Zweites Gesetz zur Änderung des Thüringer Gesetzes über die Bestimmung des Steuersatzes bei der Grunderwerbsteuer 2/2
Zum Gesetzentwurf der Fraktion der AfD - Drucksache 6/6066
Danke, Frau Präsidentin. Herr Möller, das Argument hatten Sie in der letzten, in der ersten Lesung, ebenfalls verwendet. Ich habe mich nochmal mit den Google-Einträgen beschäftigt. Deswegen habe ich Ihnen auch wiederholt eine andere Auffassung entgegengesetzt. Ich habe nämlich die Erhöhung der Grunderwerbsteuer in ein langfristiges Schema – in eine Notwendigkeit, den Landeshaushalt langfristig zu konsolidieren – gestellt.

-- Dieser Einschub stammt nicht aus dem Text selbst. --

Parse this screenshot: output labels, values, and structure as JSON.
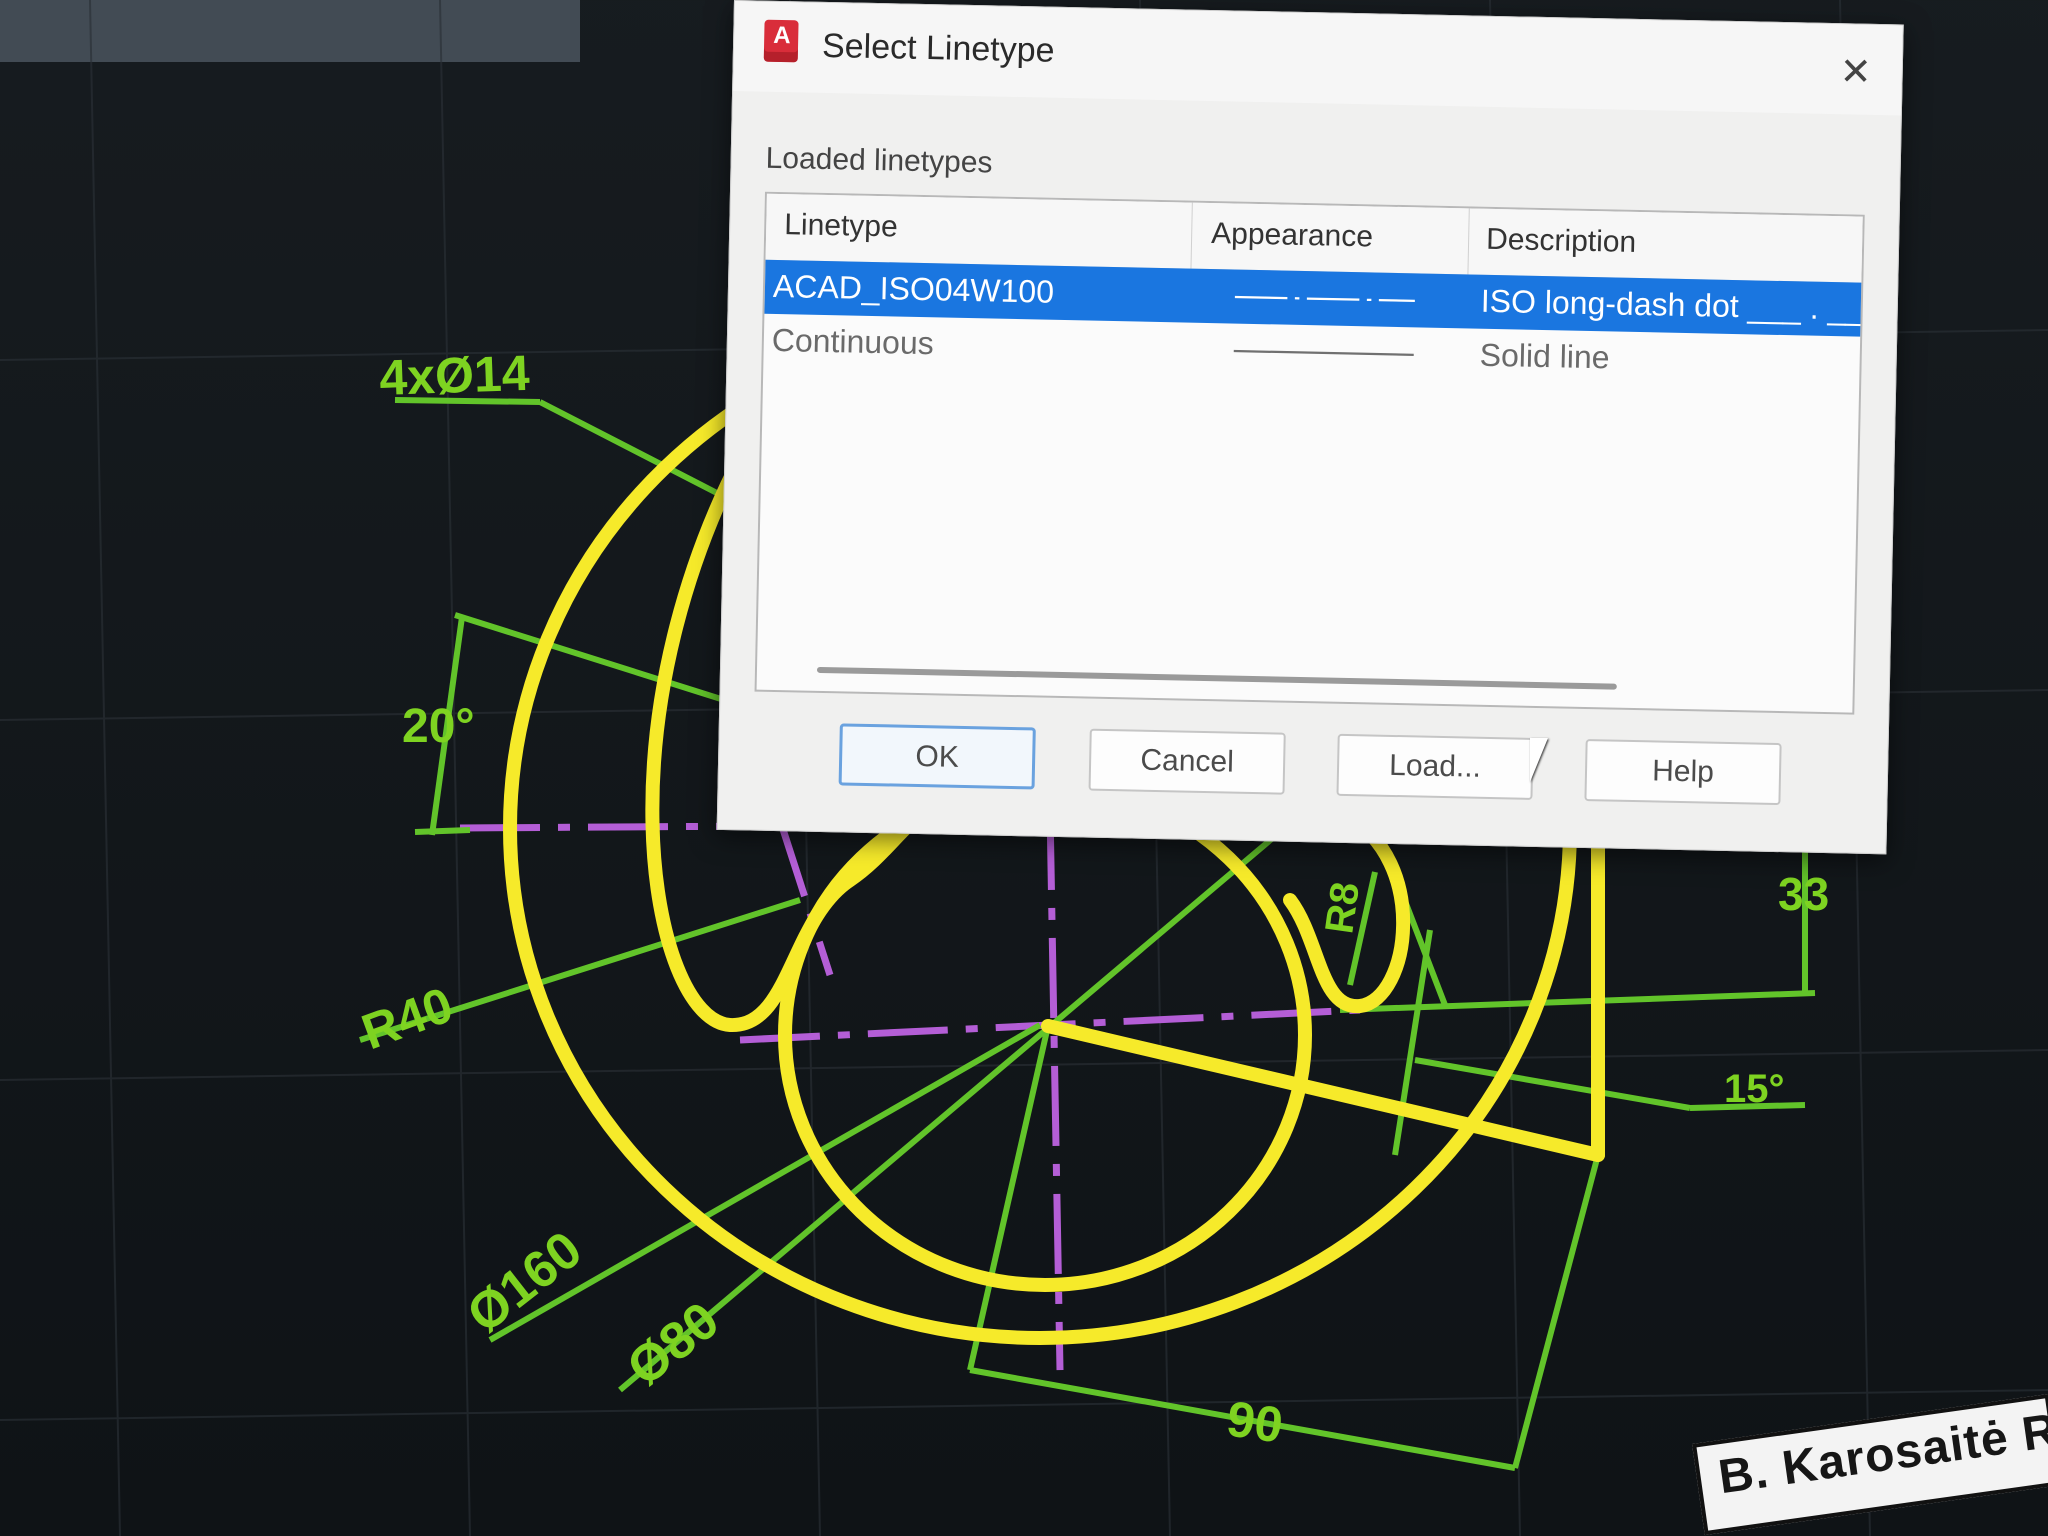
{
  "drawing": {
    "dimensions": {
      "holes": "4xØ14",
      "angle_20": "20°",
      "radius_40": "R40",
      "dia_160": "Ø160",
      "dia_80": "Ø80",
      "radius_8": "R8",
      "dim_33": "33",
      "angle_15": "15°",
      "dim_90": "90"
    },
    "title_block": "B. Karosaitė R",
    "colors": {
      "geometry": "#f6ea2a",
      "dimension": "#6ccf2b",
      "centerline": "#b45ed6",
      "background": "#12171b"
    }
  },
  "dialog": {
    "title": "Select Linetype",
    "app_icon": "autocad-app-icon",
    "close_icon": "close-icon",
    "section_label": "Loaded linetypes",
    "columns": [
      "Linetype",
      "Appearance",
      "Description"
    ],
    "rows": [
      {
        "linetype": "ACAD_ISO04W100",
        "appearance": "long-dash-dot-pattern",
        "description": "ISO long-dash dot ___ . ___",
        "selected": true
      },
      {
        "linetype": "Continuous",
        "appearance": "solid-pattern",
        "description": "Solid line",
        "selected": false
      }
    ],
    "buttons": {
      "ok": "OK",
      "cancel": "Cancel",
      "load": "Load...",
      "help": "Help"
    },
    "selection_color": "#1a76e0"
  }
}
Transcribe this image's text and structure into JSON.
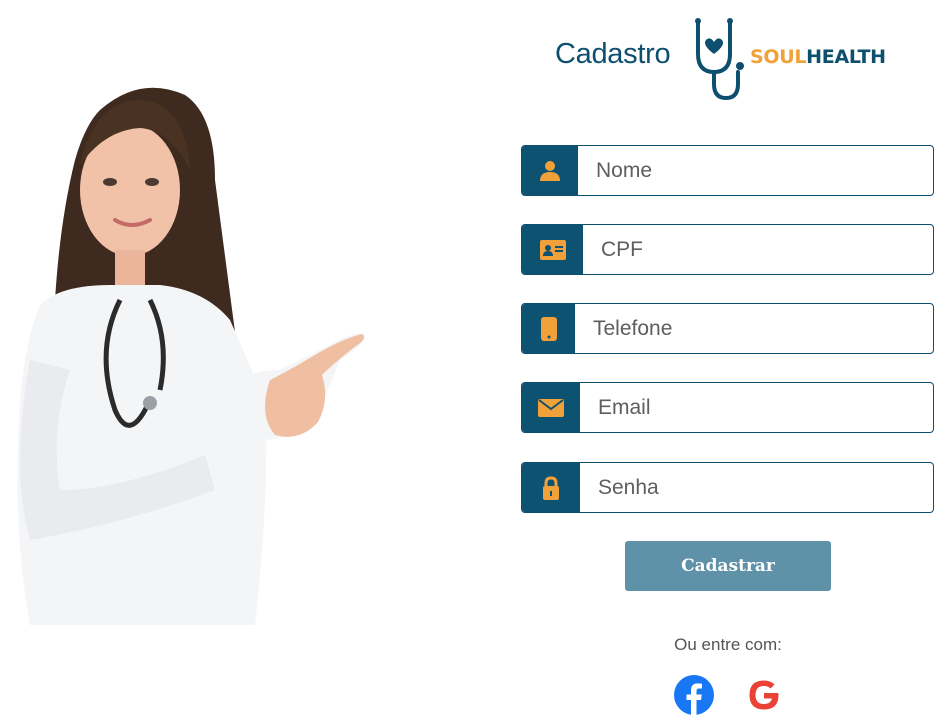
{
  "header": {
    "title": "Cadastro"
  },
  "logo": {
    "part1": "SOUL",
    "part2": "HEALTH"
  },
  "form": {
    "fields": [
      {
        "id": "nome",
        "placeholder": "Nome",
        "icon": "user-icon"
      },
      {
        "id": "cpf",
        "placeholder": "CPF",
        "icon": "id-card-icon"
      },
      {
        "id": "telefone",
        "placeholder": "Telefone",
        "icon": "phone-icon"
      },
      {
        "id": "email",
        "placeholder": "Email",
        "icon": "envelope-icon"
      },
      {
        "id": "senha",
        "placeholder": "Senha",
        "icon": "lock-icon"
      }
    ],
    "submit_label": "Cadastrar"
  },
  "social": {
    "label": "Ou entre com:",
    "providers": [
      "facebook-icon",
      "google-icon"
    ]
  },
  "colors": {
    "primary": "#0d4f6e",
    "accent": "#f0a13a",
    "button": "#5f92a8",
    "facebook": "#1877f2",
    "google": "#ea4335"
  }
}
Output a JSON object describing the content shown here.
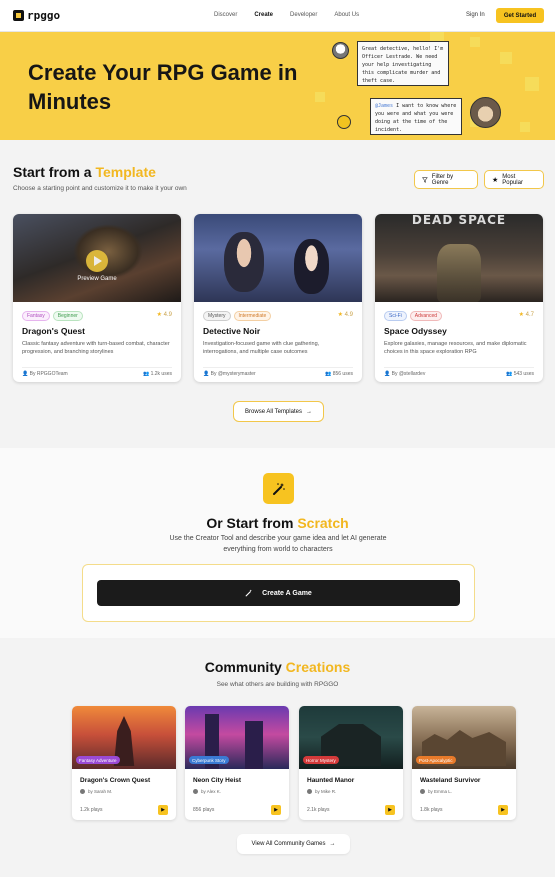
{
  "nav": {
    "logo_text": "rpggo",
    "links": [
      "Discover",
      "Create",
      "Developer",
      "About Us"
    ],
    "active": "Create",
    "sign_in": "Sign In",
    "get_started": "Get Started"
  },
  "hero": {
    "title": "Create Your RPG Game in Minutes",
    "bubble1": "Great detective, hello! I'm Officer Lestrade. We need your help investigating this complicate murder and theft case.",
    "bubble2_mention": "@James",
    "bubble2": " I want to know where you were and what you were doing at the time of the incident."
  },
  "templates": {
    "title_pre": "Start from a ",
    "title_hl": "Template",
    "subtitle": "Choose a starting point and customize it to make it your own",
    "filter_label": "Filter by Genre",
    "sort_label": "Most Popular",
    "preview_label": "Preview Game",
    "cards": [
      {
        "tags": [
          "Fantasy",
          "Beginner"
        ],
        "rating": "4.9",
        "title": "Dragon's Quest",
        "desc": "Classic fantasy adventure with turn-based combat, character progression, and branching storylines",
        "author": "By RPGGOTeam",
        "uses": "1.2k uses"
      },
      {
        "tags": [
          "Mystery",
          "Intermediate"
        ],
        "rating": "4.9",
        "title": "Detective Noir",
        "desc": "Investigation-focused game with clue gathering, interrogations, and multiple case outcomes",
        "author": "By @mysterymaster",
        "uses": "856 uses"
      },
      {
        "tags": [
          "Sci-Fi",
          "Advanced"
        ],
        "rating": "4.7",
        "title": "Space Odyssey",
        "desc": "Explore galaxies, manage resources, and make diplomatic choices in this space exploration RPG",
        "author": "By @stellardev",
        "uses": "543 uses",
        "banner": "DEAD SPACE"
      }
    ],
    "browse_label": "Browse All Templates"
  },
  "scratch": {
    "title_pre": "Or Start from ",
    "title_hl": "Scratch",
    "subtitle": "Use the Creator Tool and describe your game idea and let AI generate everything from world to characters",
    "button": "Create A Game"
  },
  "community": {
    "title_pre": "Community ",
    "title_hl": "Creations",
    "subtitle": "See what others are building with RPGGO",
    "games": [
      {
        "badge": "Fantasy Adventure",
        "title": "Dragon's Crown Quest",
        "by": "by Sarah M.",
        "plays": "1.2k plays"
      },
      {
        "badge": "Cyberpunk Story",
        "title": "Neon City Heist",
        "by": "by Alex K.",
        "plays": "856 plays"
      },
      {
        "badge": "Horror Mystery",
        "title": "Haunted Manor",
        "by": "by Mike R.",
        "plays": "2.1k plays"
      },
      {
        "badge": "Post-Apocalyptic",
        "title": "Wasteland Survivor",
        "by": "by Emma L.",
        "plays": "1.8k plays"
      }
    ],
    "view_all": "View All Community Games"
  },
  "colors": {
    "accent": "#f7c320",
    "hero_bg": "#f8cf47"
  }
}
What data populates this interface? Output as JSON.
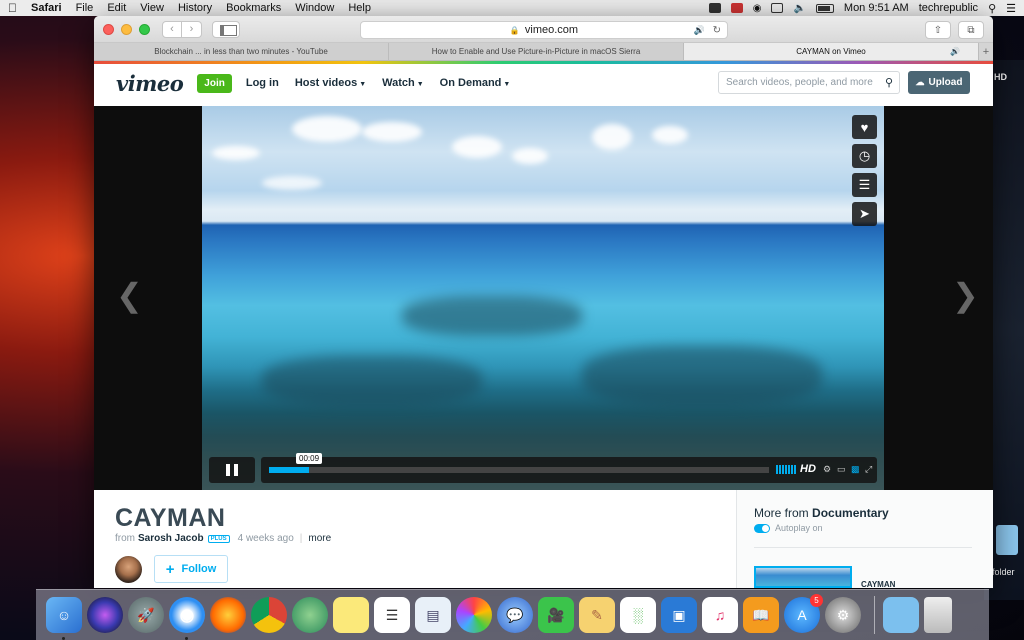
{
  "menubar": {
    "app": "Safari",
    "items": [
      "File",
      "Edit",
      "View",
      "History",
      "Bookmarks",
      "Window",
      "Help"
    ],
    "clock": "Mon 9:51 AM",
    "user": "techrepublic"
  },
  "desktop": {
    "hd_label": "HD",
    "folder_label": "folder"
  },
  "browser": {
    "address": "vimeo.com",
    "tabs": [
      {
        "title": "Blockchain ... in less than two minutes - YouTube"
      },
      {
        "title": "How to Enable and Use Picture-in-Picture in macOS Sierra"
      },
      {
        "title": "CAYMAN on Vimeo"
      }
    ]
  },
  "vimeo": {
    "logo": "vimeo",
    "join": "Join",
    "login": "Log in",
    "nav": [
      "Host videos",
      "Watch",
      "On Demand"
    ],
    "search_placeholder": "Search videos, people, and more",
    "upload": "Upload"
  },
  "player": {
    "current_time": "00:09",
    "progress": 0.08,
    "hd": "HD"
  },
  "video_info": {
    "title": "CAYMAN",
    "from": "from",
    "author": "Sarosh Jacob",
    "badge": "PLUS",
    "posted": "4 weeks ago",
    "more": "more",
    "follow": "Follow"
  },
  "sidebar": {
    "more_from_prefix": "More from",
    "more_from_channel": "Documentary",
    "autoplay": "Autoplay on",
    "next_title": "CAYMAN"
  },
  "dock": {
    "badge_count": "5"
  },
  "colors": {
    "vimeo_blue": "#00adef",
    "join_green": "#4ab81a",
    "upload_gray": "#4b6674"
  }
}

Es mag sein, dass in der Sondersituation, die im Jahr 2015 mit völlig unklaren Herausforderungen bestand – keiner wusste, wie in den Folgejahren Haushalte überhaupt nachhaltig aufzustellen sind, das auch damit begründet wurde: Im Übrigen haben wir jetzt eine besondere Herausforderung. Das mag sein. Aber im Kontext der Notwendigkeit, den Landeshaushalt langfristig zu konsolidieren und Sonderherausforderungen zu lösen, die es auch in Zukunft immer geben kann, wurde das so begründet, wie Sie genannt haben. Es ist für uns kein hinreichendes Argument: Jetzt, wo weniger Flüchtlinge da sind, können wir diese Steuern senken. Im Gegenteil: Sie kritisieren auch die vielen Bedarfe mit der Forderung, Familien stärker zu unterstützen. Jede Fraktion, die hier im Haus ist, kann seitenweise Papier aufschreiben, wo als Nächstes dringend zu investieren ist. In diesem Kontext können wir die Notwendigkeit zur Senkung der Grunderwerbsteuer nicht erkennen. Ich bitte Sie, langfristig zu argumentieren, weil es darum geht, dass wir den Landeshaushalt langfristig konsolidieren und damit gestaltbar machen. Danke.